There were four shown, lined in a row before the tents. In the
previous picture there had only been three. He re-centred the
glass on the fourth and peered closely.

It was shown larger than the others. A tiny figure of a man had
been painted in by one wheel to make that clear. This was not a
field gun. This was a siege weapon.

So that was it. Fact:
The Army at Wetzlar is being reinforced with
siege guns.
Interpretation:
They are preparing to strike at the Bishop in
January.

This, these two sentences, was the message. This was what he
had bought, at the price of Balcke-Horneswerden's honour, and
his own.

This was what Maximilian and Hartmann – yes, and the
unwilling Ludwig, and his wife, and Maria too – had risked so
much to bring to him.

Now he must decide whether he believed it.

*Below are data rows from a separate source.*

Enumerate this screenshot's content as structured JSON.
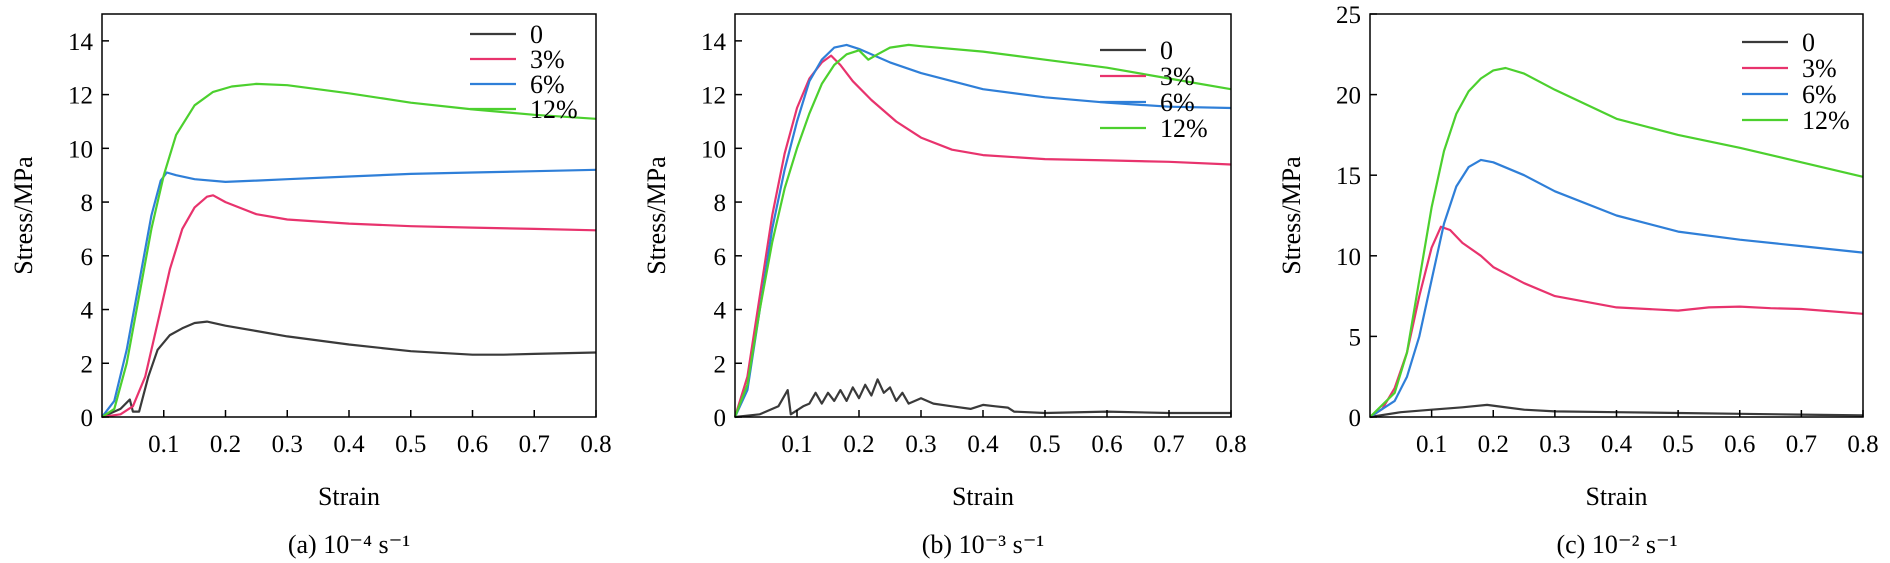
{
  "chart_data": [
    {
      "type": "line",
      "caption": "(a) 10⁻⁴ s⁻¹",
      "xlabel": "Strain",
      "ylabel": "Stress/MPa",
      "xlim": [
        0,
        0.8
      ],
      "ylim": [
        0,
        15
      ],
      "xticks": [
        "0.1",
        "0.2",
        "0.3",
        "0.4",
        "0.5",
        "0.6",
        "0.7",
        "0.8"
      ],
      "yticks": [
        "0",
        "2",
        "4",
        "6",
        "8",
        "10",
        "12",
        "14"
      ],
      "ytick_values": [
        0,
        2,
        4,
        6,
        8,
        10,
        12,
        14
      ],
      "legend_position": "top-right",
      "series": [
        {
          "name": "0",
          "color": "#3a3a3a",
          "points": [
            [
              0,
              0
            ],
            [
              0.03,
              0.3
            ],
            [
              0.045,
              0.65
            ],
            [
              0.05,
              0.2
            ],
            [
              0.06,
              0.2
            ],
            [
              0.075,
              1.5
            ],
            [
              0.09,
              2.5
            ],
            [
              0.11,
              3.05
            ],
            [
              0.13,
              3.3
            ],
            [
              0.15,
              3.5
            ],
            [
              0.17,
              3.55
            ],
            [
              0.2,
              3.4
            ],
            [
              0.25,
              3.2
            ],
            [
              0.3,
              3.0
            ],
            [
              0.4,
              2.7
            ],
            [
              0.5,
              2.45
            ],
            [
              0.6,
              2.32
            ],
            [
              0.65,
              2.32
            ],
            [
              0.7,
              2.35
            ],
            [
              0.8,
              2.4
            ]
          ]
        },
        {
          "name": "3%",
          "color": "#e8336d",
          "points": [
            [
              0,
              0
            ],
            [
              0.03,
              0.1
            ],
            [
              0.05,
              0.4
            ],
            [
              0.07,
              1.5
            ],
            [
              0.09,
              3.5
            ],
            [
              0.11,
              5.5
            ],
            [
              0.13,
              7.0
            ],
            [
              0.15,
              7.8
            ],
            [
              0.17,
              8.2
            ],
            [
              0.18,
              8.25
            ],
            [
              0.2,
              8.0
            ],
            [
              0.25,
              7.55
            ],
            [
              0.3,
              7.35
            ],
            [
              0.4,
              7.2
            ],
            [
              0.5,
              7.1
            ],
            [
              0.6,
              7.05
            ],
            [
              0.7,
              7.0
            ],
            [
              0.8,
              6.95
            ]
          ]
        },
        {
          "name": "6%",
          "color": "#2f7fd8",
          "points": [
            [
              0,
              0
            ],
            [
              0.02,
              0.6
            ],
            [
              0.04,
              2.5
            ],
            [
              0.06,
              5.0
            ],
            [
              0.08,
              7.5
            ],
            [
              0.095,
              8.8
            ],
            [
              0.105,
              9.1
            ],
            [
              0.12,
              9.0
            ],
            [
              0.15,
              8.85
            ],
            [
              0.2,
              8.75
            ],
            [
              0.25,
              8.8
            ],
            [
              0.3,
              8.85
            ],
            [
              0.4,
              8.95
            ],
            [
              0.5,
              9.05
            ],
            [
              0.6,
              9.1
            ],
            [
              0.7,
              9.15
            ],
            [
              0.8,
              9.2
            ]
          ]
        },
        {
          "name": "12%",
          "color": "#4cd02e",
          "points": [
            [
              0,
              0
            ],
            [
              0.02,
              0.3
            ],
            [
              0.04,
              2.0
            ],
            [
              0.06,
              4.5
            ],
            [
              0.08,
              7.0
            ],
            [
              0.1,
              9.0
            ],
            [
              0.12,
              10.5
            ],
            [
              0.15,
              11.6
            ],
            [
              0.18,
              12.1
            ],
            [
              0.21,
              12.3
            ],
            [
              0.25,
              12.4
            ],
            [
              0.3,
              12.35
            ],
            [
              0.4,
              12.05
            ],
            [
              0.5,
              11.7
            ],
            [
              0.6,
              11.45
            ],
            [
              0.7,
              11.25
            ],
            [
              0.8,
              11.1
            ]
          ]
        }
      ]
    },
    {
      "type": "line",
      "caption": "(b) 10⁻³ s⁻¹",
      "xlabel": "Strain",
      "ylabel": "Stress/MPa",
      "xlim": [
        0,
        0.8
      ],
      "ylim": [
        0,
        15
      ],
      "xticks": [
        "0.1",
        "0.2",
        "0.3",
        "0.4",
        "0.5",
        "0.6",
        "0.7",
        "0.8"
      ],
      "yticks": [
        "0",
        "2",
        "4",
        "6",
        "8",
        "10",
        "12",
        "14"
      ],
      "ytick_values": [
        0,
        2,
        4,
        6,
        8,
        10,
        12,
        14
      ],
      "legend_position": "top-right",
      "series": [
        {
          "name": "0",
          "color": "#3a3a3a",
          "points": [
            [
              0,
              0
            ],
            [
              0.04,
              0.1
            ],
            [
              0.07,
              0.4
            ],
            [
              0.085,
              1.0
            ],
            [
              0.09,
              0.1
            ],
            [
              0.11,
              0.4
            ],
            [
              0.12,
              0.5
            ],
            [
              0.13,
              0.9
            ],
            [
              0.14,
              0.5
            ],
            [
              0.15,
              0.9
            ],
            [
              0.16,
              0.6
            ],
            [
              0.17,
              1.0
            ],
            [
              0.18,
              0.6
            ],
            [
              0.19,
              1.1
            ],
            [
              0.2,
              0.7
            ],
            [
              0.21,
              1.2
            ],
            [
              0.22,
              0.8
            ],
            [
              0.23,
              1.4
            ],
            [
              0.24,
              0.9
            ],
            [
              0.25,
              1.1
            ],
            [
              0.26,
              0.6
            ],
            [
              0.27,
              0.9
            ],
            [
              0.28,
              0.5
            ],
            [
              0.3,
              0.7
            ],
            [
              0.32,
              0.5
            ],
            [
              0.35,
              0.4
            ],
            [
              0.38,
              0.3
            ],
            [
              0.4,
              0.45
            ],
            [
              0.42,
              0.4
            ],
            [
              0.44,
              0.35
            ],
            [
              0.45,
              0.2
            ],
            [
              0.5,
              0.15
            ],
            [
              0.6,
              0.2
            ],
            [
              0.7,
              0.15
            ],
            [
              0.8,
              0.15
            ]
          ]
        },
        {
          "name": "3%",
          "color": "#e8336d",
          "points": [
            [
              0,
              0
            ],
            [
              0.02,
              1.5
            ],
            [
              0.04,
              4.5
            ],
            [
              0.06,
              7.5
            ],
            [
              0.08,
              9.8
            ],
            [
              0.1,
              11.5
            ],
            [
              0.12,
              12.6
            ],
            [
              0.14,
              13.2
            ],
            [
              0.155,
              13.45
            ],
            [
              0.17,
              13.1
            ],
            [
              0.19,
              12.5
            ],
            [
              0.22,
              11.8
            ],
            [
              0.26,
              11.0
            ],
            [
              0.3,
              10.4
            ],
            [
              0.35,
              9.95
            ],
            [
              0.4,
              9.75
            ],
            [
              0.5,
              9.6
            ],
            [
              0.6,
              9.55
            ],
            [
              0.7,
              9.5
            ],
            [
              0.8,
              9.4
            ]
          ]
        },
        {
          "name": "6%",
          "color": "#2f7fd8",
          "points": [
            [
              0,
              0
            ],
            [
              0.02,
              1.0
            ],
            [
              0.04,
              4.0
            ],
            [
              0.06,
              7.0
            ],
            [
              0.08,
              9.2
            ],
            [
              0.1,
              11.0
            ],
            [
              0.12,
              12.5
            ],
            [
              0.14,
              13.3
            ],
            [
              0.16,
              13.75
            ],
            [
              0.18,
              13.85
            ],
            [
              0.2,
              13.7
            ],
            [
              0.25,
              13.2
            ],
            [
              0.3,
              12.8
            ],
            [
              0.4,
              12.2
            ],
            [
              0.5,
              11.9
            ],
            [
              0.6,
              11.7
            ],
            [
              0.7,
              11.55
            ],
            [
              0.8,
              11.5
            ]
          ]
        },
        {
          "name": "12%",
          "color": "#4cd02e",
          "points": [
            [
              0,
              0
            ],
            [
              0.02,
              1.2
            ],
            [
              0.04,
              4.0
            ],
            [
              0.06,
              6.5
            ],
            [
              0.08,
              8.5
            ],
            [
              0.1,
              10.0
            ],
            [
              0.12,
              11.3
            ],
            [
              0.14,
              12.4
            ],
            [
              0.16,
              13.1
            ],
            [
              0.18,
              13.5
            ],
            [
              0.2,
              13.65
            ],
            [
              0.215,
              13.3
            ],
            [
              0.23,
              13.5
            ],
            [
              0.25,
              13.75
            ],
            [
              0.28,
              13.85
            ],
            [
              0.3,
              13.8
            ],
            [
              0.4,
              13.6
            ],
            [
              0.5,
              13.3
            ],
            [
              0.6,
              13.0
            ],
            [
              0.7,
              12.6
            ],
            [
              0.8,
              12.2
            ]
          ]
        }
      ]
    },
    {
      "type": "line",
      "caption": "(c) 10⁻² s⁻¹",
      "xlabel": "Strain",
      "ylabel": "Stress/MPa",
      "xlim": [
        0,
        0.8
      ],
      "ylim": [
        0,
        25
      ],
      "xticks": [
        "0.1",
        "0.2",
        "0.3",
        "0.4",
        "0.5",
        "0.6",
        "0.7",
        "0.8"
      ],
      "yticks": [
        "0",
        "5",
        "10",
        "15",
        "20",
        "25"
      ],
      "ytick_values": [
        0,
        5,
        10,
        15,
        20,
        25
      ],
      "legend_position": "top-right",
      "series": [
        {
          "name": "0",
          "color": "#3a3a3a",
          "points": [
            [
              0,
              0
            ],
            [
              0.05,
              0.3
            ],
            [
              0.1,
              0.45
            ],
            [
              0.15,
              0.6
            ],
            [
              0.19,
              0.75
            ],
            [
              0.21,
              0.65
            ],
            [
              0.25,
              0.45
            ],
            [
              0.3,
              0.35
            ],
            [
              0.4,
              0.3
            ],
            [
              0.5,
              0.25
            ],
            [
              0.6,
              0.2
            ],
            [
              0.7,
              0.15
            ],
            [
              0.8,
              0.1
            ]
          ]
        },
        {
          "name": "3%",
          "color": "#e8336d",
          "points": [
            [
              0,
              0
            ],
            [
              0.02,
              0.5
            ],
            [
              0.04,
              1.8
            ],
            [
              0.06,
              4.0
            ],
            [
              0.08,
              7.5
            ],
            [
              0.1,
              10.5
            ],
            [
              0.115,
              11.8
            ],
            [
              0.13,
              11.6
            ],
            [
              0.15,
              10.8
            ],
            [
              0.18,
              10.0
            ],
            [
              0.2,
              9.3
            ],
            [
              0.25,
              8.3
            ],
            [
              0.3,
              7.5
            ],
            [
              0.4,
              6.8
            ],
            [
              0.5,
              6.6
            ],
            [
              0.55,
              6.8
            ],
            [
              0.6,
              6.85
            ],
            [
              0.65,
              6.75
            ],
            [
              0.7,
              6.7
            ],
            [
              0.8,
              6.4
            ]
          ]
        },
        {
          "name": "6%",
          "color": "#2f7fd8",
          "points": [
            [
              0,
              0
            ],
            [
              0.04,
              1.0
            ],
            [
              0.06,
              2.5
            ],
            [
              0.08,
              5.0
            ],
            [
              0.1,
              8.5
            ],
            [
              0.12,
              12.0
            ],
            [
              0.14,
              14.3
            ],
            [
              0.16,
              15.5
            ],
            [
              0.18,
              15.95
            ],
            [
              0.2,
              15.8
            ],
            [
              0.25,
              15.0
            ],
            [
              0.3,
              14.0
            ],
            [
              0.4,
              12.5
            ],
            [
              0.5,
              11.5
            ],
            [
              0.6,
              11.0
            ],
            [
              0.7,
              10.6
            ],
            [
              0.8,
              10.2
            ]
          ]
        },
        {
          "name": "12%",
          "color": "#4cd02e",
          "points": [
            [
              0,
              0
            ],
            [
              0.04,
              1.5
            ],
            [
              0.06,
              4.0
            ],
            [
              0.08,
              8.5
            ],
            [
              0.1,
              13.0
            ],
            [
              0.12,
              16.5
            ],
            [
              0.14,
              18.8
            ],
            [
              0.16,
              20.2
            ],
            [
              0.18,
              21.0
            ],
            [
              0.2,
              21.5
            ],
            [
              0.22,
              21.65
            ],
            [
              0.25,
              21.3
            ],
            [
              0.3,
              20.3
            ],
            [
              0.4,
              18.5
            ],
            [
              0.5,
              17.5
            ],
            [
              0.6,
              16.7
            ],
            [
              0.7,
              15.8
            ],
            [
              0.8,
              14.9
            ]
          ]
        }
      ]
    }
  ]
}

He sat back and rubbed his aching eyes.

There were so many drawbacks to this form of communication.
Details might be missed, or misinterpreted. A page full of writing
would have told him more. But even writing could only get him
so far. He could not question the written page, demand more
details, or check his understanding of the meaning. And a page of
writing, even in cipher, would have betrayed itself to the enemy
if ever it fell into their hands – as this one nearly had. This was a
far better disguise.
They will see only the head,
Maximilian had
promised him. And indeed they would. It was Maximilian's
device, and Maximilian's way. The dead man from the streets of
Mainz. The man whose face Maximilian carried in his head every
moment of his day, whom he had had shot by his own men, and
whose innocence, by this means, he proclaimed to all the world.
No, he was not mad. Not quite.

The Army of Wetzlar has been reinforced with siege guns.
It was
exactly the sort of thing that Hartmann, travelling up and down
the Rhine, would be able to find out. Getting guns that size
across the Rhine could not be done easily. Covered barges,
gathered at night, loading . . . No. Even then there would be too
much movement, business, noise. The crews and barges must
come from somewhere. Man them with soldiers, and still the
soldiers would talk. Take it as fact.